Member-only story
Philipp Kremer: With Lovers
at Nicodem Gallery, Los Angeles (through February 1)
Reviewed by Eve Wood
Imagine a faceless orgy, a concupiscence of bodies — colliding, embracing, penetrating, wherein the entirety of the surrounding picture plane is reduced to a senseless expanse of writhing and roiling flesh. In Philipp Kremer’s work, the notion of desire is determined by an exploration into genderless ideation. Sex is not strictly sex, nor is this beauteous lovemaking, but an electrified and energized landscape of human intersections — hand in hand, arm over arm, face into face, thigh across thigh, torsos twisting and contorting in a vaguely nihilistic expanse where no two people ever seem to truly connect.

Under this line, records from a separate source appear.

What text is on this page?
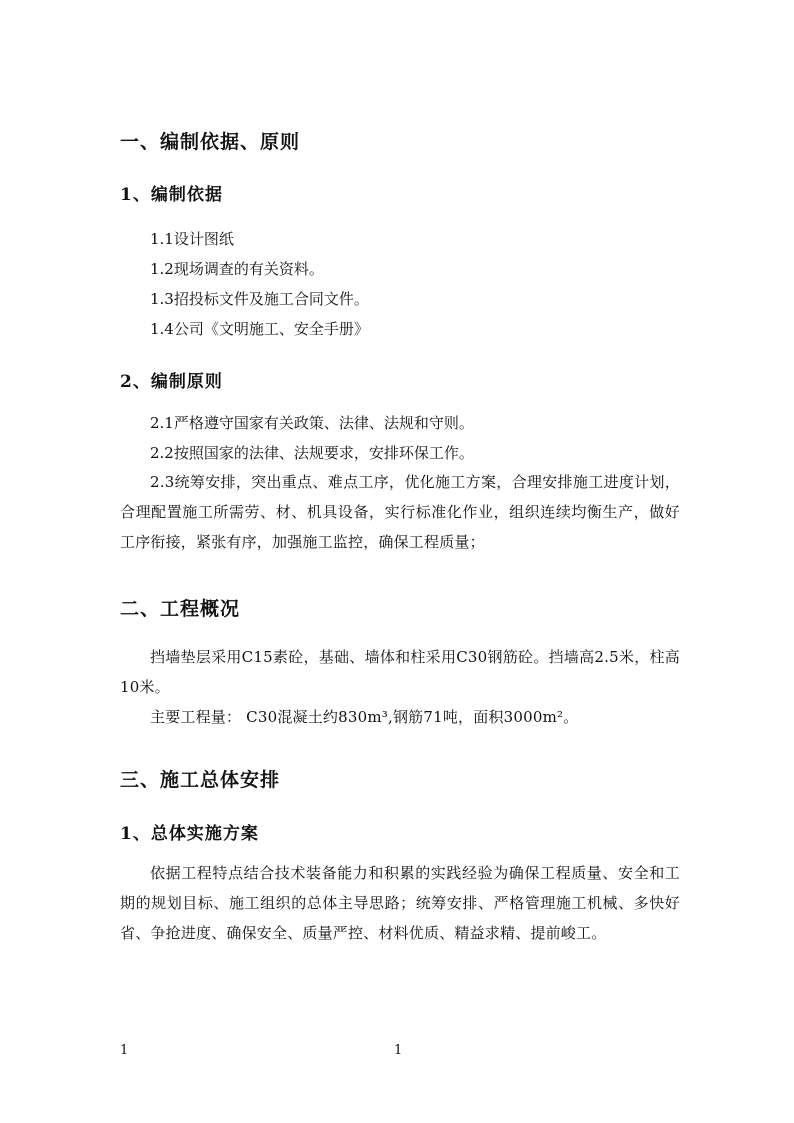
一、编制依据、原则
1、编制依据
1.1设计图纸
1.2现场调查的有关资料。
1.3招投标文件及施工合同文件。
1.4公司《文明施工、安全手册》
2、编制原则
2.1严格遵守国家有关政策、法律、法规和守则。
2.2按照国家的法律、法规要求，安排环保工作。
2.3统筹安排，突出重点、难点工序，优化施工方案，合理安排施工进度计划，合理配置施工所需劳、材、机具设备，实行标准化作业，组织连续均衡生产，做好工序衔接，紧张有序，加强施工监控，确保工程质量；
二、工程概况
挡墙垫层采用C15素砼，基础、墙体和柱采用C30钢筋砼。挡墙高2.5米，柱高10米。
主要工程量： C30混凝土约830m³,钢筋71吨，面积3000m²。
三、施工总体安排
1、总体实施方案
依据工程特点结合技术装备能力和积累的实践经验为确保工程质量、安全和工期的规划目标、施工组织的总体主导思路；统筹安排、严格管理施工机械、多快好省、争抢进度、确保安全、质量严控、材料优质、精益求精、提前峻工。
1	1
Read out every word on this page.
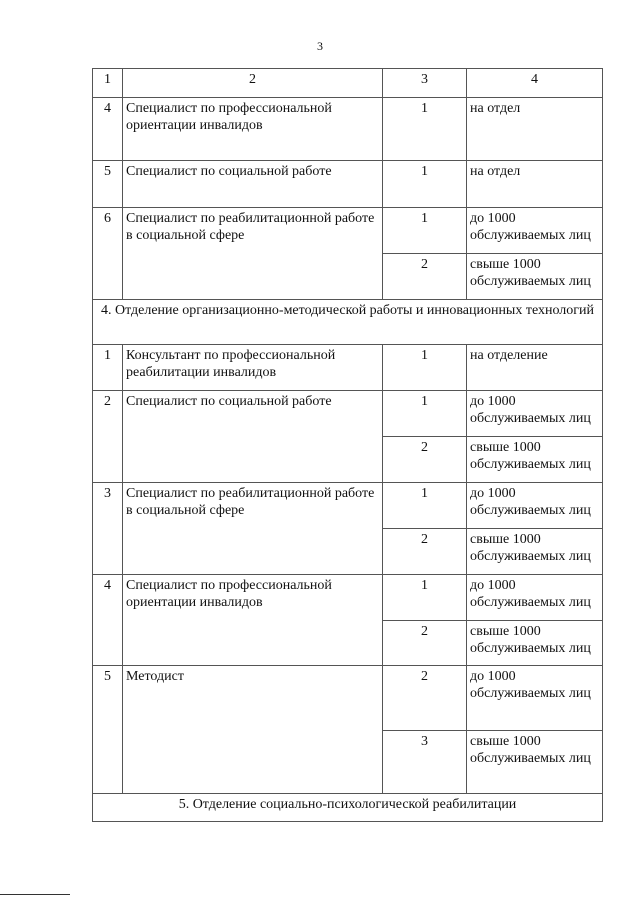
3
1	2	3	4
4	Специалист по профессиональной ориентации инвалидов	1	на отдел
5	Специалист по социальной работе	1	на отдел
6	Специалист по реабилитационной работе в социальной сфере	1	до 1000 обслуживаемых лиц
		2	свыше 1000 обслуживаемых лиц
4. Отделение организационно-методической работы и инновационных технологий			
1	Консультант по профессиональной реабилитации инвалидов	1	на отделение
2	Специалист по социальной работе	1	до 1000 обслуживаемых лиц
		2	свыше 1000 обслуживаемых лиц
3	Специалист по реабилитационной работе в социальной сфере	1	до 1000 обслуживаемых лиц
		2	свыше 1000 обслуживаемых лиц
4	Специалист по профессиональной ориентации инвалидов	1	до 1000 обслуживаемых лиц
		2	свыше 1000 обслуживаемых лиц
5	Методист	2	до 1000 обслуживаемых лиц
		3	свыше 1000 обслуживаемых лиц
5. Отделение социально-психологической реабилитации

These are not so much paintings that explore the exuberance and passion of being alive as they are works that privilege anonymity. These paintings are sensationally modern and reflect the ennui of a dying race where our base instincts override our need to be seen and understood. Kremer’s lovers derive from their surroundings as there is no clear delineation between their corporeal selves and the brightly colored rooms they occupy. As viewers we long for familiarity, for a point of entry, a trace of human kindness, but the fact Kremer’s figures have no discernible features forces us as viewers to focus entirely on their actions, while also frustrating our desire to sympathize or identify with them.